Validity has long been one of the major deities in the pantheon of the psychometrician. It is universally praised, but the good works done in its name are remarkably few.
— Robert Ebel

As noted by Ebel (1961), validity is universally considered the most important feature of a testing program. Validity encompasses everything relating to the testing process that makes score inferences useful and meaningful. All of the topics covered in this course, provide evidence supporting the validity of scores. Scores that are consistent and based on items written according to specified content standards with appropriate levels of difficulty and discrimination are more useful and meaningful than scores that do not have these qualities. Correct measurement, sound test construction, reliability, and certain item properties are thus all prerequisites for validity.

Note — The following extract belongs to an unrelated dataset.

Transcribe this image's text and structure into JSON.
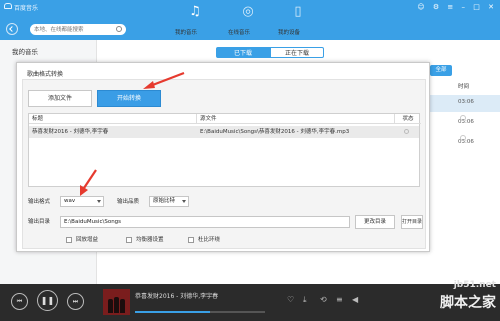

These notes begin with a definition of validity and some related terms. After defining validity, three common sources of validity evidence are discussed: test content via what’s referred to as a test blueprint or test outline, relationships with criterion variables, and theoretical models of the construct being measured. These three sources of validity evidence are then discussed within a unified view of validity. Finally, threats to validity are addressed.

14.1 Objectives

Learning objectives connected to these notes

Define validity in terms of test score interpretation and use, and identify and describe examples of this definition in context.
Compare and contrast three main types of validity evidence (content, criterion, and construct), with examples of how each type is established, including the validation process involved with each.
Explain the structure and function of a test blueprint, and how it is used to provide evidence of content validity.
Calculate and interpret a validity coefficient, describing what it represents and how it supports criterion validity.
Describe how unreliability can attenuate a correlation, and how to correct for attenuation in a validity coefficient.
Identify appropriate sources of validity evidence for given testing applications and describe how certain sources are more appropriate than others for certain applications.
Describe the unified view of validity and how it differs from and improves upon the traditional view of validity.
Identify threats to validity, including features of a test, testing process, or score interpretation or use, that impact validity. Consider, for example, the issues of content underrepresentation and misrepresentation, and construct irrelevant variance.

R analysis in this module is minimal. We’ll run correlations and make adjustments to them using the base R functions, and we’ll simulate scores using epmr.

# R setup for this module
library("epmr")
# Functions we'll use
# cor() from the base package
# rsim() from epmr to simulate scores